Capital spending during the third quarter of 2021 totaled $80.2 million, compared to $129.9 million during the second quarter of 2021, with the majority of the spending focused on our U.S. crude oil properties. The decrease in capital spending was due to less completions activity during the third quarter of 2021. We are revising our annual capital spending guidance for 2021 to $380 million, from a range of between $360 to $400 million.
Our realized Bakken crude oil price differential narrowed to average US$2.09/bbl below WTI during the third quarter of 2021 compared to US$2.76/bbl below WTI during the second quarter of 2021. Bakken differentials in North Dakota were supported by increased demand in the U.S. Midwest, as well as excess pipeline capacity within the basin. As a result of strong year to date realizations, we are narrowing our average annual Bakken crude oil price differential guidance to average US$2.00/bbl below WTI from US$2.35/bbl below WTI for 2021.

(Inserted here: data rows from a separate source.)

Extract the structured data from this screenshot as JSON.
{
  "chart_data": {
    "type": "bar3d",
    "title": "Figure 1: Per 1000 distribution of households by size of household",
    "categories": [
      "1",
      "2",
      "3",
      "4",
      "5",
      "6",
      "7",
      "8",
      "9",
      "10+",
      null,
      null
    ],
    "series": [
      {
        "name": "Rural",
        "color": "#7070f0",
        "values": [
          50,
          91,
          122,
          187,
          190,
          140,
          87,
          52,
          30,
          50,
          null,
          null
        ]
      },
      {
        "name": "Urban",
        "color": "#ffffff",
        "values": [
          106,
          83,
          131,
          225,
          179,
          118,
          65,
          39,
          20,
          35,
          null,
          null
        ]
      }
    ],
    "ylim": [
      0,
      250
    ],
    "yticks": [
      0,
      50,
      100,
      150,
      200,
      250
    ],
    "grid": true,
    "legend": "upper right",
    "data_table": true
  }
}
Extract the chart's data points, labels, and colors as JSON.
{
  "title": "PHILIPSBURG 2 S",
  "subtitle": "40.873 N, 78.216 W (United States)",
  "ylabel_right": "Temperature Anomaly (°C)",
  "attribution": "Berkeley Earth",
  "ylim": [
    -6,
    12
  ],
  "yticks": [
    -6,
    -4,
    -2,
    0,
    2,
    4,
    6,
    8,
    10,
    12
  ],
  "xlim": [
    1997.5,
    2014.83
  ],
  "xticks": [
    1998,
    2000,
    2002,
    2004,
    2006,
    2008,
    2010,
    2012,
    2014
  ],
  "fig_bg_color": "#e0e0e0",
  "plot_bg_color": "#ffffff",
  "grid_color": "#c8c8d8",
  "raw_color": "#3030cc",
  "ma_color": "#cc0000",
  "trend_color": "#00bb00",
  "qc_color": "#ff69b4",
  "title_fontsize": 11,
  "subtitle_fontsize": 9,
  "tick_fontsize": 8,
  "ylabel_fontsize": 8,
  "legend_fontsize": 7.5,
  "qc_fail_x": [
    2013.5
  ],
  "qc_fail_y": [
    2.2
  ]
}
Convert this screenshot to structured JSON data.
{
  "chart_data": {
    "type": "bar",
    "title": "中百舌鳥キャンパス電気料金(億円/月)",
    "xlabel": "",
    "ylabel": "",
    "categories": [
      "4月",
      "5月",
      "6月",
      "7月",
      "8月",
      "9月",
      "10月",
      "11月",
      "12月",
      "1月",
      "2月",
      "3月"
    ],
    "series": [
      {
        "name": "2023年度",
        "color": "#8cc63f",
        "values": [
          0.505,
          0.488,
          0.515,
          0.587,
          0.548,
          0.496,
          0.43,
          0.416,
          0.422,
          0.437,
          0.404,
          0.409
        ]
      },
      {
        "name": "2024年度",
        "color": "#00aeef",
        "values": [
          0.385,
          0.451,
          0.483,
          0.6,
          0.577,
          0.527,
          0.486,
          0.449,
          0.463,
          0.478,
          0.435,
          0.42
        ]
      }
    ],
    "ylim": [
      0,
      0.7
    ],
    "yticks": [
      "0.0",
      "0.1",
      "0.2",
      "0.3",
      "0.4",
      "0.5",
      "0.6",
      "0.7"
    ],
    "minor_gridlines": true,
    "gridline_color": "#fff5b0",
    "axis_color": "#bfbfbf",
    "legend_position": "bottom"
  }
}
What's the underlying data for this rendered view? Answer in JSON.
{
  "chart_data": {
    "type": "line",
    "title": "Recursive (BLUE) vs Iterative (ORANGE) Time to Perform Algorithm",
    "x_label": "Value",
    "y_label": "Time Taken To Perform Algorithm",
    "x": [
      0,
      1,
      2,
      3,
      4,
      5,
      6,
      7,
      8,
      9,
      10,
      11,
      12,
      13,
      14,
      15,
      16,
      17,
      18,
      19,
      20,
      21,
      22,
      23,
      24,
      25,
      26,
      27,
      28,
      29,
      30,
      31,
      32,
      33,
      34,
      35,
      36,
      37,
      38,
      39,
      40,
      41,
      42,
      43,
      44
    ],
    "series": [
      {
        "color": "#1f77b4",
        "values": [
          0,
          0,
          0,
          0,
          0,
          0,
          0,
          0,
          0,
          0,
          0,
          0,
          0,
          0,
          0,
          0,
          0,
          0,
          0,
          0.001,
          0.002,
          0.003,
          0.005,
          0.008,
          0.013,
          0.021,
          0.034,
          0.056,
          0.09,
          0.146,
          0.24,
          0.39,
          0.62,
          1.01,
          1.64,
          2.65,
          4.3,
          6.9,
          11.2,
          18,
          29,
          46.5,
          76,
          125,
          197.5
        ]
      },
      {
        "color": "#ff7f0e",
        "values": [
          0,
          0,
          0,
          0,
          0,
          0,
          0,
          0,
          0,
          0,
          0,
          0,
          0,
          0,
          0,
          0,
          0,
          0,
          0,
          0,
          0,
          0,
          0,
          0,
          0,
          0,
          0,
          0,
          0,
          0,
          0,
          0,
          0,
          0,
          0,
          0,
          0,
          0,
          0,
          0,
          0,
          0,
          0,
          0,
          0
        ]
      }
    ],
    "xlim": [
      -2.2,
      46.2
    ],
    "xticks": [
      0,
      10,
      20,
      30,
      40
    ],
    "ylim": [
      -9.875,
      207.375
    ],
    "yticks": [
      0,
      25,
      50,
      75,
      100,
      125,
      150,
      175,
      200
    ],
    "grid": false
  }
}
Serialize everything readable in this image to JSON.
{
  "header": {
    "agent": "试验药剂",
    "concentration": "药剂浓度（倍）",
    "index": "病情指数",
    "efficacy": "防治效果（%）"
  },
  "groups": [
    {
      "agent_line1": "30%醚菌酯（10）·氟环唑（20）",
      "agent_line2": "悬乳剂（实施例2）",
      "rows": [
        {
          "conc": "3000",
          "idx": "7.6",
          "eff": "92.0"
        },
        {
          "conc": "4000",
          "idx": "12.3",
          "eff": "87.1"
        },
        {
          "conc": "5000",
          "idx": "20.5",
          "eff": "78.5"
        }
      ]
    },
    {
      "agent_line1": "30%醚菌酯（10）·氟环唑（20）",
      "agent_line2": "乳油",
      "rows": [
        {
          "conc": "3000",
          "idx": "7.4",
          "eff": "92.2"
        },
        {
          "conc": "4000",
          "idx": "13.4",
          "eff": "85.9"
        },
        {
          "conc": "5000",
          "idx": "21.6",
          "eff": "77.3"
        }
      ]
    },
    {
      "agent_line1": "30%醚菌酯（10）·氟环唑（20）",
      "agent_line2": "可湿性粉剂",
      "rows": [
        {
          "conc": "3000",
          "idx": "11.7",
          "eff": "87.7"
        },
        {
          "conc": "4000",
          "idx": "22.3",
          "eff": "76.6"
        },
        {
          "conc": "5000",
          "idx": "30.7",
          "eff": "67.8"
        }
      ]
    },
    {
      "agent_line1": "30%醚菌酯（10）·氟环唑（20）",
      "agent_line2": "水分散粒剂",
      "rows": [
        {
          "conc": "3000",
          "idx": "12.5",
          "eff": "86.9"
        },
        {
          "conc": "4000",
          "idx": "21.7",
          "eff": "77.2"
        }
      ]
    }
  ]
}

Our realized Marcellus natural gas price differential narrowed to average US$0.45/Mcf below NYMEX in the third quarter of 2021, compared to US$0.89/Mcf below NYMEX during the second quarter of 2021, due to increased demand and low storage levels in both the U.S. and Europe. As a result of ongoing strength in pricing, we are narrowing our annual average Marcellus natural gas price differential to average US$0.55/Mcf below NYMEX from US$0.65/Mcf below NYMEX for 2021.
Operating expenses for the third quarter of 2021 increased to $112.3 million or $9.89/BOE, compared to $88.5 million or $8.43/BOE, during the second quarter of 2021. The increase was primarily due to a temporary increase in well service activity and higher water handling charges as a result of contracts with price escalators linked to WTI crude oil prices. Operating expenses in the fourth quarter of 2021 are expected to average $8.80/BOE as workover activity is expected to return to normalized levels. As a result of higher operating expenses to date, we are increasing our annual operating expense guidance to $8.80/BOE from $8.25/BOE for 2021.
We reported net income of $112.0 million in the third quarter of 2021 compared to a net loss of $59.7 million in the second quarter of 2021. The increase in net income recognized in the third quarter of 2021 was primarily due to higher crude oil and natural gas liquids revenue as a result of higher production, higher realized prices, and a decrease in commodity derivative instrument losses compared to the second quarter of 2021.
In the third quarter of 2021 cash flow from operating activities and adjusted funds flow increased to $226.6 million and $255.7 million, respectively, compared to $136.9 million and $184.3 million in the second quarter of 2021, primarily due to higher realized prices and production.
During the quarter, we received a $5.7 million distribution associated with a privately held investment. This was reflected as an investing activity in the Condensed Consolidated Statements of Cash Flows.
At September 30, 2021, total debt net of cash was $1,047.7 million, comprised of senior notes, the sustainability linked bank credit facility (“Bank Credit Facility” or “SLL Credit Facility”) and the term loan totaling $1,101.8 million, less cash on hand of $54.1 million. Our net debt to adjusted funds flow ratio decreased to 1.6x from 2.3x in the second quarter of 2021, excluding the trailing adjusted funds flow associated with the Bruin and Dunn County acquisitions.